Do I need to have at least one machine running in my primary region? That’s what I’ve been doing recently, but initially I didn’t.
Early on I had some similar(?) data loss (not sure if the database just completely disappeared or if it had just rolled back to when the migrations happened). I think this was caused by the lack of a machine always running, but I’m not sure. My theory is that both machines were running and in sync, then machine A stopped and machine B’s db had new stuff added, and then machine B stopped. Then machine A started and became the primary with it’s out dated data. Is this theory correct/possible?

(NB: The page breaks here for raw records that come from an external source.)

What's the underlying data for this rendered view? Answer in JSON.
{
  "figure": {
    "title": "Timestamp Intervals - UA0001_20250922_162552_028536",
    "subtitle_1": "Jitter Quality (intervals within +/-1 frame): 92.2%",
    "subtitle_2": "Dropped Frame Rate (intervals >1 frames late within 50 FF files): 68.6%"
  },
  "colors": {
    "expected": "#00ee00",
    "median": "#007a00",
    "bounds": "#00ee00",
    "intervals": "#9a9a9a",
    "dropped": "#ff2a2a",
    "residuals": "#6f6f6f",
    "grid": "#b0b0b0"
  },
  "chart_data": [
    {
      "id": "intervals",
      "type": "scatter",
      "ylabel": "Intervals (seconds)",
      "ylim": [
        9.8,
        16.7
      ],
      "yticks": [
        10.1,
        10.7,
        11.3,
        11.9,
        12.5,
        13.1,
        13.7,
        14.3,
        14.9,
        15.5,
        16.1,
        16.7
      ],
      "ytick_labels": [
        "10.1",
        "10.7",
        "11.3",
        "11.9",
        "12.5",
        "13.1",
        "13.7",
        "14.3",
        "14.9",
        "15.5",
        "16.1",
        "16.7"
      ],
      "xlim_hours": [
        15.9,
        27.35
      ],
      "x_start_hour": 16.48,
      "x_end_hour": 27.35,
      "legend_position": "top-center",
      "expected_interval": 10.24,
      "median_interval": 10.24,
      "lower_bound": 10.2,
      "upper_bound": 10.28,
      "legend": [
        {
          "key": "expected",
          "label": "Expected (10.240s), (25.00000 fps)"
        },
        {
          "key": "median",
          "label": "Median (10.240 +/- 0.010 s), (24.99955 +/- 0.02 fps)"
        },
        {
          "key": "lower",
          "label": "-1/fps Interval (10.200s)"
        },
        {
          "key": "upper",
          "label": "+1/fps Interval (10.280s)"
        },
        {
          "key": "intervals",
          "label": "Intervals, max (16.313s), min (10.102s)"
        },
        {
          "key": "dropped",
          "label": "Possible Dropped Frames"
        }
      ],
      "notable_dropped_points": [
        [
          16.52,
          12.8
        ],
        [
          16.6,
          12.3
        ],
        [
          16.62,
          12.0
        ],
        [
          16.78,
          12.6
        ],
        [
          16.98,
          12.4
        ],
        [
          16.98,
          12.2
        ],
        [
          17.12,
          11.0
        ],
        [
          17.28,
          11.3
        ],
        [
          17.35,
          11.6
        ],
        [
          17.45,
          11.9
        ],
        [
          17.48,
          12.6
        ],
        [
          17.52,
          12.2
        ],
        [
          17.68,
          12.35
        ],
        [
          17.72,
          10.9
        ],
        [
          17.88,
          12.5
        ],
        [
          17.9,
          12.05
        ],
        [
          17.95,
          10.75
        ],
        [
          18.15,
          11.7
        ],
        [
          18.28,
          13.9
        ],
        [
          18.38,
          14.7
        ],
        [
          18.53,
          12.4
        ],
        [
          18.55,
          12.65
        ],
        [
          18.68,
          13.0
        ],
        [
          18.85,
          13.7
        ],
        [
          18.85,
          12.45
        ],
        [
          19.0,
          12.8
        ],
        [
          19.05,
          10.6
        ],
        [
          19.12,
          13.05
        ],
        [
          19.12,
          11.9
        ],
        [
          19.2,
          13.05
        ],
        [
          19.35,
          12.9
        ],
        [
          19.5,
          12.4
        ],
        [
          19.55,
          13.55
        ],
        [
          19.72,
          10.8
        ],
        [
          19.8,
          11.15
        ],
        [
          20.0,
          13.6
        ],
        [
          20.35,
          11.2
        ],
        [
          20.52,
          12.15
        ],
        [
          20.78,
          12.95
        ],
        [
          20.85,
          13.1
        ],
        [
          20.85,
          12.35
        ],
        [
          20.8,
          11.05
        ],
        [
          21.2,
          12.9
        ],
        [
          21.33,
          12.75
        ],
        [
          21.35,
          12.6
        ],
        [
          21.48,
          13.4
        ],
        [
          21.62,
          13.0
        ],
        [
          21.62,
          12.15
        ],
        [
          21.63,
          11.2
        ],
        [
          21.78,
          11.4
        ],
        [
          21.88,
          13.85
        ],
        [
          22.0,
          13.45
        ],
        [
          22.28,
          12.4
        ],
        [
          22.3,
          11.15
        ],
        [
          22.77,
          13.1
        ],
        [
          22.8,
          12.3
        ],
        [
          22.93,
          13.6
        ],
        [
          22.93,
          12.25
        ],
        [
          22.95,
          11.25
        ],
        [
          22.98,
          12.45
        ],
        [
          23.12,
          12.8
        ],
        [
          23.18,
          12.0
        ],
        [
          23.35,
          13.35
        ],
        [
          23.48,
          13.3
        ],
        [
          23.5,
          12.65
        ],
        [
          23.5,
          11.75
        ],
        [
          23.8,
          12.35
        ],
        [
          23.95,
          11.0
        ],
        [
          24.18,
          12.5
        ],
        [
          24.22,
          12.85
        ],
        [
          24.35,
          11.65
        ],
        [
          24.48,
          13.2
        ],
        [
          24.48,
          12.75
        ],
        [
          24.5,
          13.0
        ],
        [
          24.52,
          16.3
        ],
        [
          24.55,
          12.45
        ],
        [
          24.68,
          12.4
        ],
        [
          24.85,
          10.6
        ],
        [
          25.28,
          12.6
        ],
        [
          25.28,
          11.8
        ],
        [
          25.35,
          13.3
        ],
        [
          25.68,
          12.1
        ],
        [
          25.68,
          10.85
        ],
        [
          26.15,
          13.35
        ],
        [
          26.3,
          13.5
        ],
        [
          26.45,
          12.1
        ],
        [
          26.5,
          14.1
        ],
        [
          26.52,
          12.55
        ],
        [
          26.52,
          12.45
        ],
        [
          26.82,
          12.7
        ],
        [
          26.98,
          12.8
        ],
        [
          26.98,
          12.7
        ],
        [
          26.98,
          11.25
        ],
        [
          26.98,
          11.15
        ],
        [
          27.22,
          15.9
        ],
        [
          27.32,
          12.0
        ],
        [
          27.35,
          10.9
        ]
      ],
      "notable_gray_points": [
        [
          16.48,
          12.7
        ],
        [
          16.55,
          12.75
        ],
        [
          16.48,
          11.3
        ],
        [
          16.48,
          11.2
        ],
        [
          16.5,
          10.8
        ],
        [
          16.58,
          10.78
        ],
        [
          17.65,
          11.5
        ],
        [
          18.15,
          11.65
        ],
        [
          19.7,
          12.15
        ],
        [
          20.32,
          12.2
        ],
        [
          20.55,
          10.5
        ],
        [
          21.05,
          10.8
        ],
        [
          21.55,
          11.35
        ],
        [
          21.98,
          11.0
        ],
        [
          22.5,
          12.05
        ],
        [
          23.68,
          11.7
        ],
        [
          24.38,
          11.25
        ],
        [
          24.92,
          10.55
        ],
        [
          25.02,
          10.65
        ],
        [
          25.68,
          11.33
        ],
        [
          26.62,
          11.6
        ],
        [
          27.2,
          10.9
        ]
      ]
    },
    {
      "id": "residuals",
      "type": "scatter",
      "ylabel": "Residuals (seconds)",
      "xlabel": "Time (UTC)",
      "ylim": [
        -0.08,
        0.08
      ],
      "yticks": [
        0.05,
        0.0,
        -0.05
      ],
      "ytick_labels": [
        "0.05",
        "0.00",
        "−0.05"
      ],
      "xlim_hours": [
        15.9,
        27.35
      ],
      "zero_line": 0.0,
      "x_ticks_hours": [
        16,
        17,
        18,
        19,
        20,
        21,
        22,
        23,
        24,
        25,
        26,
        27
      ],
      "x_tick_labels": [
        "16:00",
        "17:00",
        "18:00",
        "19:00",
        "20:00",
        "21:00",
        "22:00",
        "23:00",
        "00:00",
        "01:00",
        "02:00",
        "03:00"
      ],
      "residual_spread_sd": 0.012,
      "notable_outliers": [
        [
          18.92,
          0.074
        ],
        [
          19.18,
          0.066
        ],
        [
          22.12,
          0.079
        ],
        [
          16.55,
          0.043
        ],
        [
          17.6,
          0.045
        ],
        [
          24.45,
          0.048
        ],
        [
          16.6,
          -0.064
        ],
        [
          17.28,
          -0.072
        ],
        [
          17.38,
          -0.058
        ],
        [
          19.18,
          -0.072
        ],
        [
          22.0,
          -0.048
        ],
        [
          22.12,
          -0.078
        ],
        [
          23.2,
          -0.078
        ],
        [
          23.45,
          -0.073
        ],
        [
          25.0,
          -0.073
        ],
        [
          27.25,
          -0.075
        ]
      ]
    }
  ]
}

Is there anything I should be looking for that could be causing my most recent data loss (the ~5 posts disappearing)? With LiteFS Cloud sunsetting now I don’t have a good backup strategy anymore, and I’d prefer to not have random data loss like this…
I agree that it would be nice if this was stated explicitly in the docs. It’s been covered in the forum before, but it takes some digging. Maybe the new L3 docs supremo will rally the troops to move v0.5 → v1.
(Few things are more rewarding than helping those who not only wish to make things better but to also learn themselves while doing, after all, .)
I tried this myself, since I had a test cluster already provisioned, and it went as you said…
I was curious about what would happen when machine B woke back up, as well:
client transaction id (0000000000000005) exceeds primary transaction id (0000000000000003),
clearing client position
And then it kept chugging along (with the older database).
(I.e., no fireworks.)
Overall, you want at least two primary-candidate nodes running at all times, though, otherwise if one goes down abruptly, , the other won’t have the opportunity to get caught back up.
Thanks so much for looking into this and the additional insights! Sucks that this isn’t documented very well, but hopefully it is soon. Also hadn’t seen that thread you linked before despite searching for info on this before.